Purist, Eclectic Psychedelic Tunesmithing and Subtle Humor on Lorraine Leckie’s New Album

by delarue

Lorraine Leckie has been one of the few musicians to survive the devastation of the incredibly fertile rock scene that flourished in New York as late as the mid-zeros. It was a top-down assault on artistic communities. Encouraged by tax breaks, opportunitistic developers took the wrecking ball to working-class housing everywhere, and it wasn’t long before the giant sucking sound of an artistic brain- drain out of town ensued. Yet even under those dire circumstances, Leckie’s following grew, and the gigs got better and better, probably because she was one of the few still representing a gritty, punk-influenced Lower East Side sound.

But thta’s hardly the only sound she’s mined since then: her albums range from delicate, rainy-day acoustic songs, to icy, gothic Mitteleuropean art-rock and snarling Americana. Her latest album, Razor Wing Butterfly – streaming at Bandcamp – is her most psychedelic release to date.

Leckie’s skeletal, fingerpicked Telecaster explodes into a roar on the chorus in the opening track, Only Darkness, a parallel tale of a couple of noir archetypes seemingly doomed to their own separate worlds. Lead guitarist Hugh Pool channels dirty, evil, Crazy Horse Neil Young, violinist Pavel Cingl adding elegant washes and accents over the chugging rhythm section of Charles DeChants and drummer Keith Robinson

They follow the strutting, Stonesy Under the Vampire Moon with It Ain’t the Blues, which Pool introduces with a creepy approximation of a music box. There’s clever irony in the title because this is a blues – a vindictive, rampaging one.

Bristling with richly textured guitar multitracks, Genius in the Crowd is a shout-out to Leckie’s psychedelic rock pal Anton Newcomb of Brian Jonestown Massacre, her tender lyric contrasting with the guitar fury – and an interlude that’s too funny to give away.

Crickets, a stark, open-tuned acoustic ballad, has Britfolk tinges: it could be a John Renbourn or June Tabor song from the 60s spiced with spare electronic keys. The album’s funniest track is Mars Bar Baby, a tourists-eye view of one of New York’s most legendary dive bars. Again, the joke is too good to give away: if you know the old swing tune Moon Over Brooklyn, you’ll get it.

The Other Woman Is the Wind was inspired by a conversation Leckie had with a biker at the Sturgis motorcycle festival, a slow, swaying, Molly Hatchet-ish account of a guy addicted to the thrill of the raod.
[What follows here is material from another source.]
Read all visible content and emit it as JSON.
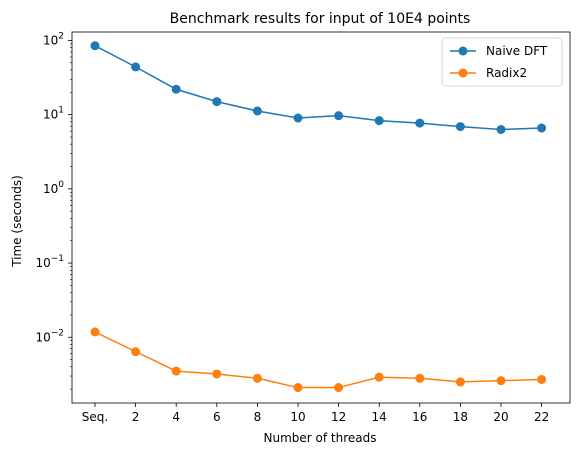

Leckie follows with the album’s two best cuts, each of them a protest song. She wrote America Weeping in a rehearsal room with the band in the wake of the fateful 2016 Presidential election. It’s both a requiem for Leonard Cohen (a huge influence, who had died the night before) and an anguished cauldron of guitars. The title track perfectly captures the fury in the streets this summer, a growling yet hopeful anthem, Cingl contributing a tantalizingly brief, slashing coda.

Leckie switches to piano, slightly out of tune and awash in reverb, to wind up the album counterintuitively with the pensive vignette Why Oh Why. This album is probably the best introduction to Leckie’s music that exists so far. And for anyone who’s followed her regular Manhattan weekend residencies over the years, friom Banjo Jim’s, to Zirzamin and afterward, Leckie’s already substantial back catalog is dwarfed by the vast amount of material she’s written but hasn’t yet recorded: it’s reason to look forward to whatever this defiantly multistylistic tunesmith decides to put out next.